Il sindaco di Arquata: «la gente vuole che la casa sia ricostruita lì dov’era»
A poco più di 24 ore dal devastante sisma che ha colpito tre regioni, la gente del centro dell’ascolano pensa già al futuro. E se lo immagina ancora lì, laddove c’era la propria casa ora distrutta, là dove ci sono le proprie radici, i propri ricordi.
«La gente vuole che le case vengano ricostruite dove erano», rivela il sindaco di Arquata del Tronto, Aleandro Petrucci.
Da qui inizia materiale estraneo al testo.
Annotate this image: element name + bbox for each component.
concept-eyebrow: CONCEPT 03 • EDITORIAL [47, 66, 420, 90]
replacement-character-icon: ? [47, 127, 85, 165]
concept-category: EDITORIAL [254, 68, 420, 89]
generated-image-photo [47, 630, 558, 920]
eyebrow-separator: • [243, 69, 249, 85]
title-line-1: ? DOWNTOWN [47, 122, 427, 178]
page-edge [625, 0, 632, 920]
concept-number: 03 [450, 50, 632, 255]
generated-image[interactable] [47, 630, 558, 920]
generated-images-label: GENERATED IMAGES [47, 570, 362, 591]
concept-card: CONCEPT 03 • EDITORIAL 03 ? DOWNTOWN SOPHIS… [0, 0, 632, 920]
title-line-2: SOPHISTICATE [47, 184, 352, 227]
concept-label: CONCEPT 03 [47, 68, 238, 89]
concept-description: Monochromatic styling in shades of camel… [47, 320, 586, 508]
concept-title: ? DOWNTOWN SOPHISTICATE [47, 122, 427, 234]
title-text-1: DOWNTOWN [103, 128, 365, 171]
Il dolore per la perdita dei propri cari è immenso, così come quello della distruzione della propria casa, costruita con grandi sacrifici. Ma peggio, ragionano ora le persone colpite dal sisma, potrebbe essere dover abbandonare quei luoghi, essere costretti ad andarsene via lasciandosi dietro tutto. No, non è possibile.
«Mi hanno chiesto di ricostruire dove già erano le case» ha annunciato il sindaco. «Arquata – ha aggiunto – è un monumento storico con la Rocca, che dovrà essere il simbolo della rinascita, e le case del Cinquecento. Anche Pescara ha una sua storia. La gente vuole restare qua».
Di fatto molte persone stanno presidiando le proprie case. Un po’ per paura degli sciacalli, un po’ perché non si vuole tagliare il “cordone ombelicale” con i propri affetti, i propri luoghi, le proprie memorie.
«L’affluenza nelle aree di accoglienza già attrezzate è stata minima la scorsa notte, molto al di sotto delle possibilità ricettive. Questo perché molte persone hanno scelto di trascorrere in auto o i altri ricoveri di fortuna le ore notturne», ammette il capo del Dipartimento della Protezione Civile Fabrizio Curcio.
Finora nelle Marche, sono stati allestiti 5 campi di accoglienza, e si prevede di aprirne altri. La Protezione civile sta valutando di portare delle tende nei luoghi più isolati, senza tuttavia “polverizzare”, osserva il capo della Protezione civile delle Marche, Cesare Spuri, le strutture di accoglienza. Ma cercando, al contempo, di andare verso la gente e le sue necessità di non staccarsi dal territorio, dalla propria casa.